Other Voices
Millions of Americans are snapping up tickets for Tuesday’s $1.6 billion Mega Millions lottery drawing. They’re deciding whether to play favorite lucky numbers or let a computer decide their fate. Whether to pool with office colleagues or go solo.
If you usually shun the lottery, but find yourself mesmerized by Mega Millions mania because the prize has reached astronomical proportions, you are behaving exactly as lottery operators hope: People who wouldn’t take a shot at a prize of a few tens of millions will throw in a few bucks when the prize mounts to prodigious sums that could catapult them into the ranks of America’s richest.
Why? Because the fantasy flickers in all of us (except for Jeff Bezos, Bill Gates, Warren Buffett and a few other mega-richies). The fantasy propels us to wait in long lines at the local convenience store or gas station. The fantasy may involve a beach house on the Pacific, a jaunt to luxury resorts around the world, or a crisis-alleviating donation to our favorite charity. We envision magnanimously showering cash on friends and family and never working another day.
That’s the fantasy. Reality may be different. Researchers say that, contrary to popular belief, most Americans who win the lottery keep working. There may be a loll on the beach or splurge in Paris. But then many winners start their own businesses, or scale back to part time. Many don’t change employers: Some crave the camaraderie of work, or don’t relish spending their days fending off cold calls from investment advisers and stock brokers.

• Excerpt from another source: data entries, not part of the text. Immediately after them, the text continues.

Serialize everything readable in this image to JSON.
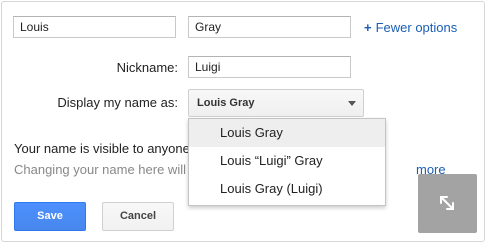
{
  "name_form": {
    "first_name_value": "Louis",
    "last_name_value": "Gray",
    "fewer_options_label": "Fewer options",
    "nickname_label": "Nickname:",
    "nickname_value": "Luigi",
    "display_name_label": "Display my name as:",
    "display_name_selected": "Louis Gray"
  },
  "display_name_options": [
    "Louis Gray",
    "Louis “Luigi” Gray",
    "Louis Gray (Luigi)"
  ],
  "info": {
    "visibility_text": "Your name is visible to anyone",
    "change_text": "Changing your name here will",
    "more_link": "more"
  },
  "buttons": {
    "save_label": "Save",
    "cancel_label": "Cancel"
  },
  "icons": {
    "expand": "expand-arrows-icon",
    "plus": "plus-icon",
    "dropdown_arrow": "caret-down-icon"
  },
  "colors": {
    "link": "#1a5fb4",
    "save_button": "#4d90fe",
    "hover_row": "#eeeeee"
  }
}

Happiness researchers say that people tend to have a happiness “set point,” a default setting that resists huge, enduring changes. That’s why there are plenty of miserable multimillionaires (we’ve heard). Sure, having money is better than the alternative. But research suggests that beyond a certain level of comfort, the happiness gains are incremental. That is, you can earn $100,000 or $1 million, but your happiness may not be 10 times greater at the larger sum.
Not to douse fantasies, but you probably, most likely, almost certainly, won’t win. Since a rules change designed to build bigger prizes, your odds of winning the top Mega Millions award now stand at 1 in 302,575,350.
Winning the lottery is a terrific fantasy, even cheaper than a movie ticket. Buying those chances is fine as long as you can afford to lose the money. The reassuring news for millions of Americans: Winning the lottery will make you richer, but not necessarily happier. And you can take that to the bank.
—Chicago Tribune
The killing of Saudi Arabian dissident and Washington Post contributor Jamal Khashoggi on Oct. 2 at the Saudi consulate in Istanbul, Turkey, is an outrageous event that should trigger a full and independent United Nations investigation as well as a probe by the U.S. government. There are reasons to be cynical about the U.S.-Saudi relationship and to see Khashoggi’s murder as part of a continuum of bad Saudi behavior that has long been overlooked by U.S. leaders because of the importance of the Washington-Riyadh relationship. In Yemen, for example, a Saudi-led coalition is credibly accused of war crimes that have killed thousands of civilians.
But at a time when democracy seems in retreat in parts of the world, allowing a powerful nation to kill a prominent critic without consequence is a horrible idea. Yet a proper U.S. government response to Khashoggi’s murder isn’t just about holding the Saudis to account. It would also be a healthy counterpoint to President Donald Trump’s campaign to fan hatred of the media and to his recent joking about a congressman’s assault on a reporter.
Many conservatives believe Trump will get bad coverage no matter what he does. But Trump’s rhetoric could turn this animus into something awful. If his administration undertook far-reaching efforts to hold the Saudis responsible for the killing of a critical journalist, that would send a welcome message.